Sólo a fines del siglo XVIII comenzaron a observase los síntomas de la aparición de una incipiente burguesía en la ciudades y una eventual alternativa de tipo capitalista.
La dificultad que hallaron los dirigentes de la Revolución para lograr la estabilidad en el gobierno a base de las
instituciones representativas tomados de Francia o Estados Unidos, la aparición de los caudillos y el desigual avance en el esfuerzo hacia el cumplimiento pleno de la vida democrática no dejaron de tener relación con el estado de cosas social y económico que acaba de ser descrito someramente.

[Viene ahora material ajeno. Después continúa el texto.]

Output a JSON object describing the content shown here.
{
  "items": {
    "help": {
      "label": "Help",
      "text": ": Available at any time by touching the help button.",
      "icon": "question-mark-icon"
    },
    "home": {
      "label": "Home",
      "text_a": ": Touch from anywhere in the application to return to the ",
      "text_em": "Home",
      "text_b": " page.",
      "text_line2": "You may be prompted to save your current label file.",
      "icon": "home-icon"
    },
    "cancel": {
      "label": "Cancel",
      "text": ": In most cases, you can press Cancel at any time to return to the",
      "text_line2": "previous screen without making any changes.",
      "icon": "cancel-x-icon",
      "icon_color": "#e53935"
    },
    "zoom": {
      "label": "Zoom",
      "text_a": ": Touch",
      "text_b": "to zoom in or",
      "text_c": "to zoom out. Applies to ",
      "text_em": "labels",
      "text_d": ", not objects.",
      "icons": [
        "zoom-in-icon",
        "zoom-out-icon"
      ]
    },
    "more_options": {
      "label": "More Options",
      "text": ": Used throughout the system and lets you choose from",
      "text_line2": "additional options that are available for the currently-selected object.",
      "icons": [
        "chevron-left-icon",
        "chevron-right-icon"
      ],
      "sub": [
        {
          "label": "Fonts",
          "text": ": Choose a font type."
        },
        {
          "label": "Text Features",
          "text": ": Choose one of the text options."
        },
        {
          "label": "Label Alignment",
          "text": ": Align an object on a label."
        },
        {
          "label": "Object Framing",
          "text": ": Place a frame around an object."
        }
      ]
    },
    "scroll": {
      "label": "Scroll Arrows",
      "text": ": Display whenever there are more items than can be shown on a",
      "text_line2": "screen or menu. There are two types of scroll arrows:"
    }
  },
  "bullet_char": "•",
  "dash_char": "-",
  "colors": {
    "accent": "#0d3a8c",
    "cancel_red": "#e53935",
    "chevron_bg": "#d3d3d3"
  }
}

LA DECADENCIA DE LA ARISTOCRACIA PERUANA EN EL SIGLO XVIII Y LA MADURACIÓN DE BURGUESÍAS COMERCIALES EN ZONAS PERIFÉRICAS DE AMÉRICA DEL SUR
José de la Riva-Agüero y Osma ha sostenido, con razón, que el siglo XVII fue el apogeo de la aristocracia limeña y que el siglo XVIII trajo su decadencia. A ella contribuyeron factores múltiples, entre los cuales estuvieron la supresión del monopolio y la implantación del sistema de libre comercio en la época de los Borbones. Roto el predominio del eje Lima-Sevilla-Cádiz, apreció, si no la ruina, por lo menos la decadencia en el poder económica de propietarios agrícolas y mineros centralizados en la capital peruana, y al establecerse los virreinatos de Río de la Plata y Nueva Granada en coincidencia con las nuevas orientaciones en el tráfico mercantil, el significado que tuvieron diversos productos de exportación-
importación, el enlace directo de diversos puertos, la apertura de la vía de Cabo de Hornos para las relaciones entre Europa y América del Sur y otros factores, creció la importancia de las ciudades como Buenos Aires, Caracas, Valparaíso, Cartagena, etc. En las zonas periféricas de este continente, pudo así madurar una burguesía comercial menos trabada que la alta clase limeña por respetoa los blasones y al abolengo, favorecida por la mayor expansión en la producción y fortalecimiento de los mercados y de las áreas vecinas.